Tanl Pipeline

From Medialab

Tanl modules can be connected in a pipeline where each module consumes a stream of input items and produces a stream for later modules.

The pipeline model consists of three types of components:

  1. source: creates an initial pipe (e.g. a document reader)
  2. transform: receives data from one pipe and produces output on another pipe
  3. sink: consumes the output of a pipe.

For example a SentenceSplitter is a source that creates a pipe from an input stream:

ss = SentenceSplitter('italian.pickle').pipe(stdin)

The pipe can be connected to other stages that perform tokenization, POS tagging and parsing as follows:

# creates a SentenceSplitter reading from standard input
ss = SentenceSplitter('italian.pickle').pipe(stdin)
# connect a tokenizer to its output
wt = Tokenizer().pipe(ss)
# connect to it a PosTagger to add POS tags to sentences
pt = PosTagger('italian.pos').pipe(wt)
# connect to it a Parser using an SVM model for Italian
pa = Parser.create('italian.SVM').pipe(pt)

A sink is a process that consumes the output of a pipeline, driving the pipeline. It can be as simple as a Python iteration:

for sent in pa:
   print sent

Split and join

Sometimes a stage in the pipeline splits the data into parts that are to be processed by several pipelines and later recombined, by means of a join.

In the following example, the source is created by reading documents from a corpus. A pipe just containing the text of each document is created for being processed independently. The output of this pipeline needs to be recombined with the original source to produce the resulting documents.

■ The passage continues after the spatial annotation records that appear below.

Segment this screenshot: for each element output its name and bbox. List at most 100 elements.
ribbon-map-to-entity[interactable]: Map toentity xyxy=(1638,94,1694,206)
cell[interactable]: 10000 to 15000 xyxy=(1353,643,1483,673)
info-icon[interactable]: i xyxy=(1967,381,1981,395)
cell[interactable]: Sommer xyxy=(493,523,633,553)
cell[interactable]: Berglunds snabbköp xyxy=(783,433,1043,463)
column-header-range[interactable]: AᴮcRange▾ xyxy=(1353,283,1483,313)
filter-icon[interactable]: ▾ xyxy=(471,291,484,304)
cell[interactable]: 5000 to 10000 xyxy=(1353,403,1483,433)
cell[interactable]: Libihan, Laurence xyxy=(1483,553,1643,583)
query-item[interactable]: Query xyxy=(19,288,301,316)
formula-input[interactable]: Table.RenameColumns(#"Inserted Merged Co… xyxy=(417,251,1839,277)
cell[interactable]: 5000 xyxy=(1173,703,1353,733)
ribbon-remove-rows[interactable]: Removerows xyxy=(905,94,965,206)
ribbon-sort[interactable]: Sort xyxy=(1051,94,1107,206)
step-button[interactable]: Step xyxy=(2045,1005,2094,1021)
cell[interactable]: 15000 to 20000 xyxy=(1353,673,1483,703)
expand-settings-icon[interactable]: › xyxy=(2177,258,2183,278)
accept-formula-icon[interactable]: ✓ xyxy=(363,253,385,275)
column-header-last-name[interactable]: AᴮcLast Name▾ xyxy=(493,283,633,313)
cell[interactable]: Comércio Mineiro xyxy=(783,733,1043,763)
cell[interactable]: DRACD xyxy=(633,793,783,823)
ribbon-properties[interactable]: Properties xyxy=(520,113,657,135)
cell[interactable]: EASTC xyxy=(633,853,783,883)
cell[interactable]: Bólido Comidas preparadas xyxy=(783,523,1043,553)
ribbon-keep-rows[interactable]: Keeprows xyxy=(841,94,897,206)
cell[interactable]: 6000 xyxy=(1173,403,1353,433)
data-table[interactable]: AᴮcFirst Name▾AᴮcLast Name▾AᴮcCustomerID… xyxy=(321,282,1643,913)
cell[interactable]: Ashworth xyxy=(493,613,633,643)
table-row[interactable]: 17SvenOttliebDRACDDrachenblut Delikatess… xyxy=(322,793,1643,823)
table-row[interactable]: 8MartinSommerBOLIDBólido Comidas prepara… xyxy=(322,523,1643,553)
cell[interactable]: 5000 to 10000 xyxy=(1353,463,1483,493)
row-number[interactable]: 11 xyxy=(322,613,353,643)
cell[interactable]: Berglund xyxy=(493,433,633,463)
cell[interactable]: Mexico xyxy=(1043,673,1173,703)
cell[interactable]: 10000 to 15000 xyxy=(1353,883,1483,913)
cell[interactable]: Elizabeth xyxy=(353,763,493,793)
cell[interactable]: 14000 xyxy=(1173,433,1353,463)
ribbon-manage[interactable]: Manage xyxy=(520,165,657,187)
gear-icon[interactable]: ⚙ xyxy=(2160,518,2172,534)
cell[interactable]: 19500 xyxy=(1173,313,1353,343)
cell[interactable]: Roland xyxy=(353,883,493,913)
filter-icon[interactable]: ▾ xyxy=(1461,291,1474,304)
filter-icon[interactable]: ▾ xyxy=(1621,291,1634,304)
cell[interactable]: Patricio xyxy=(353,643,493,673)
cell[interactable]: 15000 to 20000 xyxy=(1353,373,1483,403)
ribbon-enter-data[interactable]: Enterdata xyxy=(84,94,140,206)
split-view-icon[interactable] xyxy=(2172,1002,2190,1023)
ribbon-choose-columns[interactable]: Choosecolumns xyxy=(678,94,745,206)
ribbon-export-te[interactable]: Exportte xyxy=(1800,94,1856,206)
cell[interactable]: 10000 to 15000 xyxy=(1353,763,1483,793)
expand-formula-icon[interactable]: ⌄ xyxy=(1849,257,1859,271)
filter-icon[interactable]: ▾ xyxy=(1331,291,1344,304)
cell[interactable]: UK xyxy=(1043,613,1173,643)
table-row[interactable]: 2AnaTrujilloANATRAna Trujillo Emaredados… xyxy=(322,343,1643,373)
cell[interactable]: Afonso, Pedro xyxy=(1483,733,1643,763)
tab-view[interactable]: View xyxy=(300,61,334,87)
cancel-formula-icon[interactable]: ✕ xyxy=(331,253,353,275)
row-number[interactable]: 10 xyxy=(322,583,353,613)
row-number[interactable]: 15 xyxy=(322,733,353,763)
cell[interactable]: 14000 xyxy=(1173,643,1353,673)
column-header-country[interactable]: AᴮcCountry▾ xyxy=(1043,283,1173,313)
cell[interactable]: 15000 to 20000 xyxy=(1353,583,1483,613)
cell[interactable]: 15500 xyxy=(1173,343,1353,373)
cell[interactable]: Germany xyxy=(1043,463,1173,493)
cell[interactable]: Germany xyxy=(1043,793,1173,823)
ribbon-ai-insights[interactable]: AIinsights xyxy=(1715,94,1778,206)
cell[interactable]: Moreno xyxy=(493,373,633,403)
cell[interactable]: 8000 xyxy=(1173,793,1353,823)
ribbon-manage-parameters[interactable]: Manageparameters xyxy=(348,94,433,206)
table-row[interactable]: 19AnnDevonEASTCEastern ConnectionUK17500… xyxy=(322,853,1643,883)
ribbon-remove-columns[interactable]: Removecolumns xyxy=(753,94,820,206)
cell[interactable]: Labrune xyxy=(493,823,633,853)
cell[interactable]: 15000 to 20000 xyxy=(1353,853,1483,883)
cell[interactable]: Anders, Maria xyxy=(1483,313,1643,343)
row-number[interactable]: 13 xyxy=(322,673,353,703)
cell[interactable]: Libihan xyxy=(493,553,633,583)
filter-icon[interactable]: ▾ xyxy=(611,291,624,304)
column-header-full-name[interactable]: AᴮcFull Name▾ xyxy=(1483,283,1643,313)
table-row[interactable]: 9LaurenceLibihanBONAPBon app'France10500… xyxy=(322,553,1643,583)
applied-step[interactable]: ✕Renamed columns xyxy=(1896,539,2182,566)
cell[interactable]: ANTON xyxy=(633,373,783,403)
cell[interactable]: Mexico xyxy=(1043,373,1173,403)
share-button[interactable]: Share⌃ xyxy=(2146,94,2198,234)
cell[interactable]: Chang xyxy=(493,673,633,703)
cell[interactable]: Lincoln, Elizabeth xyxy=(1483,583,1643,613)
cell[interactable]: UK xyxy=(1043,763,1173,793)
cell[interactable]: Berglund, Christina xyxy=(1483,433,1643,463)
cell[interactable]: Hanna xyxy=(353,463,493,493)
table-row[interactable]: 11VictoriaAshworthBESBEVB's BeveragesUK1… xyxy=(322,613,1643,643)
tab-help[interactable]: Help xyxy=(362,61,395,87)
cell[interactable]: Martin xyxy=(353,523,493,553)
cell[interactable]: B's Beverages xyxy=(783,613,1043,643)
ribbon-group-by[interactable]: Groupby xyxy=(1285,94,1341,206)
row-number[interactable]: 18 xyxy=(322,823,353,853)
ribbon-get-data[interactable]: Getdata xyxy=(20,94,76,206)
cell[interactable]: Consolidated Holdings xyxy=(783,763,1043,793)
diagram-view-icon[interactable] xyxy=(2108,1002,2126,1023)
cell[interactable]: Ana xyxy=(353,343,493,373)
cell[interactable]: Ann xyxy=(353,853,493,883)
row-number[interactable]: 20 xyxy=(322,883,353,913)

La source is created from the document reader of the Wikipedia corpus:

co = Corpus("wikipedia")
reader = co.docReader(open('wiki.xml'))

A pipe of pure text is obtained from this reader:

p1 = reader.textIterator()

and this is combined with further transforms:

p2 = SentenceSplitter('italian.punkt').pipe(p1)
p3 = Tokenizer().pipe(p2)
p4 = PosTagger('italian.ttag').pipe(p3)

The output of the last stage of the pipe, is recombined into documents:

p6 = reader.join(p4)

The output from this pipe is printed:

for doc in p6:
   print doc

All together:

co = Corpus()
reader = co.docReader(open('wiki.xml'))
p1 = reader.textIterator()
p2 = SentenceSplitter('italian.punkt').pipe(p1)
p3 = Tokenizer().pipe(p2)
p4 = PosTagger('italian.ttag').pipe(p3)
p6 = reader.join(p4)
for doc in p6:
    print doc

Enumerator Interface

A stream of items is defined through a Enumerator interface:

template <class T>
class Enumerator
  typedef T             ItemType;

  /** Advances to the next element of the collection.
      @return true if there is another item available. */
  virtual bool          MoveNext() = 0;

  /** @return the current element. */
  virtual ItemType      Current() = 0;

  /**   Optional reset to the beginning of the enumeration. */
  virtual void          Reset() {}

Each module provides an interface for connecting to a pipeline:

template <class Tin, Tout>
struct IPipe {
   Enumerator<Tout>* pipe(Enumerator<Tin>&);

For example, the POS tagger implements the interface:

class Parser : IPipe<Enumerator<vector<Token*>*>,
   Enumerator<vector<Token*>*>* pipe(Enumerator<vector<Token*>*>& se);

so that it can be connected to a pipeline like this:

// get a pipe from a tokenizer
Enumerator<vector<Token*>*> wt = tokenizer.pipe(cin);
// create a tagger
PosTagger pt(italian.params);
// connect it to a pipe
Enumerator<vector<Token*>*>* ptpipe = pt.pipe(wt);
// consume data from the pipe
while (ptpipe->MoveNext()) {
   vector<Token*>* tagged = ptpipe->Current();

C++ modules are made available to Python through SWIG and a pipeline can be built dynamically with a Python script.